El repositorio que lleva ahora su nombre fue la sensación en la última (presencial) Larga Noche de los Museos. Cuando todos los demás museos ya habían cerrado en 2019, la cola para entrar a ver la tienda de barrio daba la vuelta a la esquina y bajaba por el Bocaisapo, donde tantas veces compartió preste con el también recordado/añorado Cayo Salamanca. La gente lloraba en la tienda y se persignaba ante las Vírgenes de Copacabana y Guadalupe. También mandaban besos al cielo para la actriz que durante 30 años dio vida al personaje de la Tía Núñez, la tía más coqueta de la ciudad.
Doña Rosita nunca dejó de ir al cine y al teatro. Cuando podía, lo hacía en compañía de sus nietos y bisnietos. Siempre creyó que Dios le dio mucho más de lo que pidió. Decía las cosas de frente y amaba las chirimoyas. Era “novelera” y no se perdía un capítulo de sus series favoritas en la tele. Antes, lo hacía con las radionovelas. Fue policía durante 24 años —en la división de Criminalística— y se jubiló como suboficial mayor.

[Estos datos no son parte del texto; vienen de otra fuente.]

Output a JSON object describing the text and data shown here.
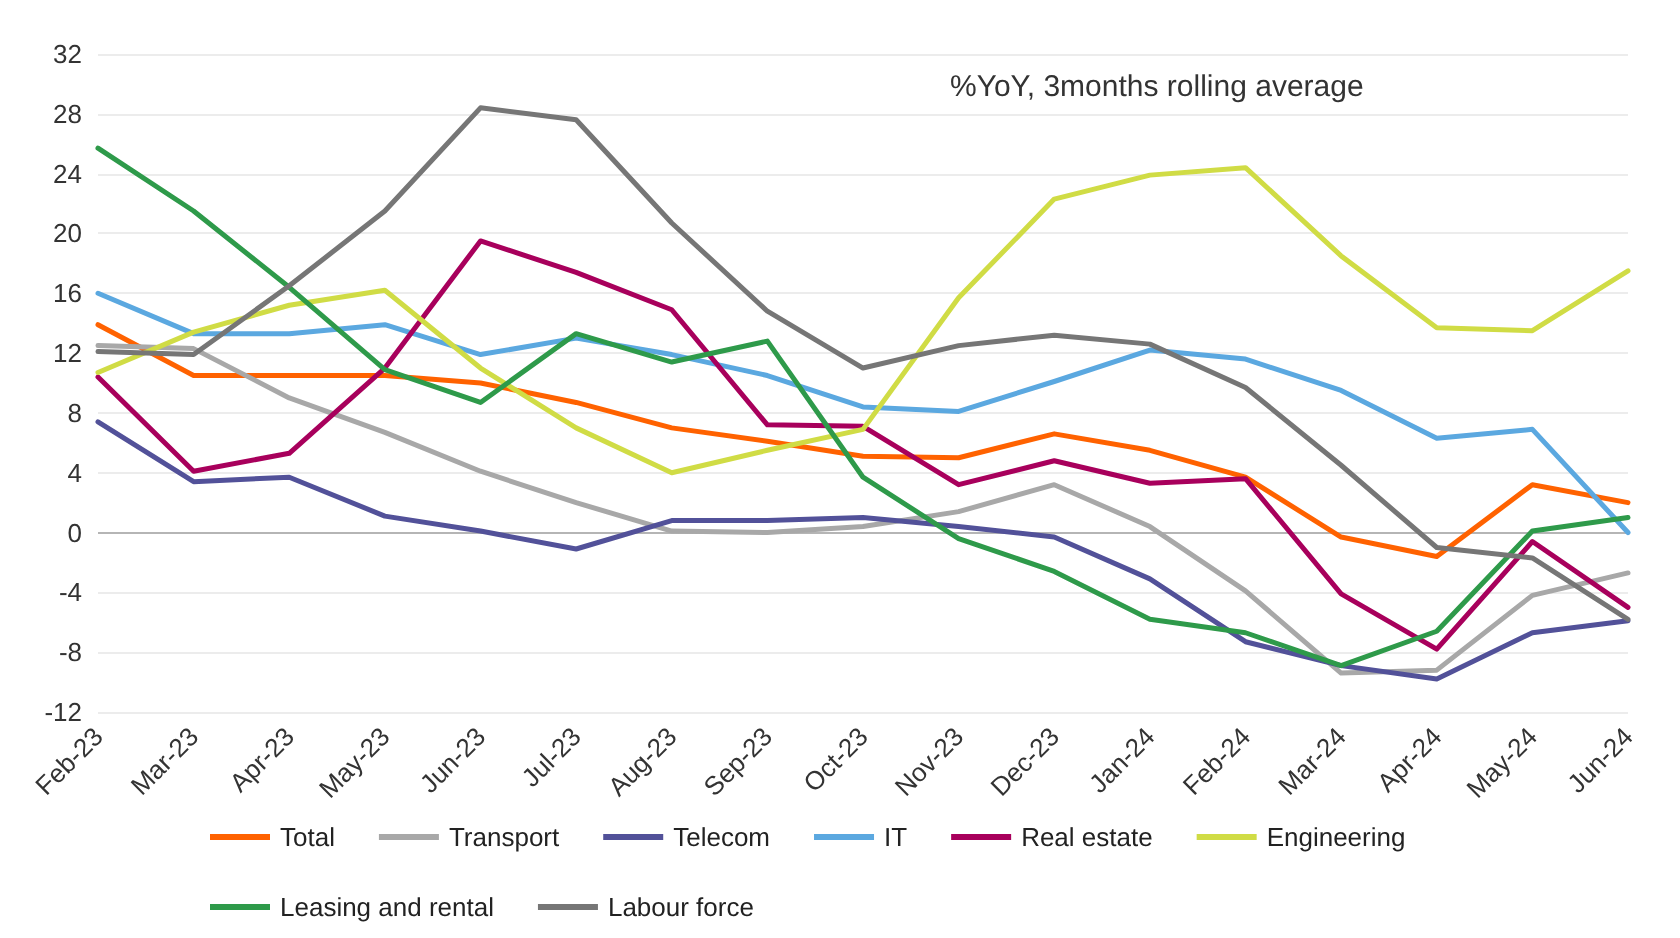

Sus dos grupos favoritos fueron Savia Andina y Llajtaymanta. Fue “cebra” por un día varios días. Una de sus últimas obras fue La hija de la chola Benita de Juan Barrera. Fue directora del Teatro Municipal en 1998 y cuando la entrevistaban solo pedía paz, mucha paz para Bolivia y el mundo: “Y que no exista discriminación, ni contra blancos ni contra negros, ni contra gordos ni contra flacos”. Estuvo 48 años sobre las tablas y estará presente en la memoria de la ciudad de La Paz gracias a su tienda/museo por los siglos de los siglos. Amén.